El modelo se centra en los principales polos de centros de datos en Europa —ubicados en torno a ciudades clave de Alemania, Francia, Países Bajos, Irlanda y Reino Unido— así como en casos emergentes (Italia, Polonia, España, Suiza, Dinamarca y Suecia), donde se prevé que la demanda eléctrica de centros de datos alcance al menos 10 teravatios hora (TWh) y/o el 9 % de la demanda nacional en 2035. En los 11 países analizados, la menor necesidad de centrales térmicas en el escenario de flexibilidad obligatoria generaría ahorros de unos 500 millones de euros anuales. En el escenario de flexibilidad abierta, aproximadamente el 20 % de la demanda eléctrica de los centros de datos se trasladaría diariamente a momentos de abundante energía limpia. Esto evitaría 20 TWh de generación eléctrica basada en combustibles fósiles al año y reduciría los costes totales para los consumidores en 1.700 millones de euros anuales, principalmente por el ahorro en compras de gas.

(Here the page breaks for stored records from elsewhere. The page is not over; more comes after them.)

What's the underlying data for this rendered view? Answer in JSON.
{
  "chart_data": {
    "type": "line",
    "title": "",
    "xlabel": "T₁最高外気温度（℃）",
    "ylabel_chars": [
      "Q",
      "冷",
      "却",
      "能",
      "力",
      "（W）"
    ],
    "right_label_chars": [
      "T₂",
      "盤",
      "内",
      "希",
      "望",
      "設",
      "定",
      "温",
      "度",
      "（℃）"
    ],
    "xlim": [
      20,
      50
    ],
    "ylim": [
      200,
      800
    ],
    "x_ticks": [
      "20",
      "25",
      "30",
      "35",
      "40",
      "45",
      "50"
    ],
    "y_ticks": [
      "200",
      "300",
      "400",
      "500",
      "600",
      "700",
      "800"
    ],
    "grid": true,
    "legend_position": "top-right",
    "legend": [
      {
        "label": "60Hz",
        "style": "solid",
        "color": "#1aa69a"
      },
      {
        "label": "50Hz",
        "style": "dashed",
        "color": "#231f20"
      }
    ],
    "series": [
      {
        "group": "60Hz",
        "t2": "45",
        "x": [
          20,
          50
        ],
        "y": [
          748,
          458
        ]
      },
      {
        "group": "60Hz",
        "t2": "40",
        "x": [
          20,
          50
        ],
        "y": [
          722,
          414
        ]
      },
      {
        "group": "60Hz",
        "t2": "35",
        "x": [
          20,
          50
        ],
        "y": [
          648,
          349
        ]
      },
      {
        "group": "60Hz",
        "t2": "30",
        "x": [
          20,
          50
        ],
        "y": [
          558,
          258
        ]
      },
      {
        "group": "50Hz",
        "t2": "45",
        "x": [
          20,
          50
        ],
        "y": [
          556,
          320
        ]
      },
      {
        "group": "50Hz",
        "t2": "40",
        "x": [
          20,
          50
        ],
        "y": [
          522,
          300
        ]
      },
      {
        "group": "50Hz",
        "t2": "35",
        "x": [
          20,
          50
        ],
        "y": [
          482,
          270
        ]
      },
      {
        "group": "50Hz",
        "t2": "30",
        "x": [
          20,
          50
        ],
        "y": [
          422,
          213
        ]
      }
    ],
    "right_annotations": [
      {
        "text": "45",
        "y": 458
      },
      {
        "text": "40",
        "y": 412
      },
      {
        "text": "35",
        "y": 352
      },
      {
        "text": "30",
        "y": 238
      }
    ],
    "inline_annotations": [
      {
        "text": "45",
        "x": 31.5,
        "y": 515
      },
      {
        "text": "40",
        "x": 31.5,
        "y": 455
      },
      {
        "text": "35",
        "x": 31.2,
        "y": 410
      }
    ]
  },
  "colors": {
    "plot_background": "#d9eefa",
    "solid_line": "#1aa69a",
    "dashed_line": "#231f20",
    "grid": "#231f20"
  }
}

Un paquete integral de políticas para apoyar las transiciones energética y digital
Para aprovechar el potencial de flexibilidad de los centros de datos, el estudio propone una serie de recomendaciones, subrayando que las medidas políticas deben integrarse en un marco coherente que alinee la expansión digital con los objetivos energéticos y climáticos de Europa. Una opción sin riesgo es incentivar la ubicación de nuevos centros de datos en zonas con alta disponibilidad de energías renovables y/o baja congestión de red. Esto puede lograrse integrando los centros de datos y su potencial de flexibilidad en la planificación de redes a nivel europeo, nacional y regional, junto con el refuerzo continuo de la red y el fomento de estrategias de compra de energía favorables al sistema, como los acuerdos de compra de energía (PPA) de origen local.
El estudio también destaca la necesidad de marcos más armonizados para el acceso a la red. Promover modelos armonizados de Acuerdos de Conexión Flexible, alineados con el potencial de flexibilidad de nuevas conexiones —incluidos los centros de datos—, puede facilitar un acceso más rápido a redes congestionadas a cambio de compromisos de flexibilidad limitados y claramente definidos. Al mismo tiempo, ayudaría a reducir la fragmentación de prácticas nacionales y ofrecería mayor previsibilidad a inversores y operadores del sistema.
Existen diversas herramientas y opciones políticas para aumentar la flexibilidad del sistema, que deberían utilizarse más ampliamente, ya que benefician a todos los usuarios de la red, incluidos los centros de datos. Entre ellas se incluyen una mayor granularidad de las zonas de precios para reflejar la congestión entre zonas en la formación de precios mayoristas, la introducción de tarifas dinámicas y cargos de red según el horario de uso, y el incentivo a soluciones inteligentes de calefacción o recarga. Por último, priorizando el uso de energías renovables y aplicando normas estrictas de eficiencia energética, hídrica y recuperación de calor, los responsables políticos pueden reforzar la sostenibilidad del crecimiento de los centros de datos, concluyen los autores.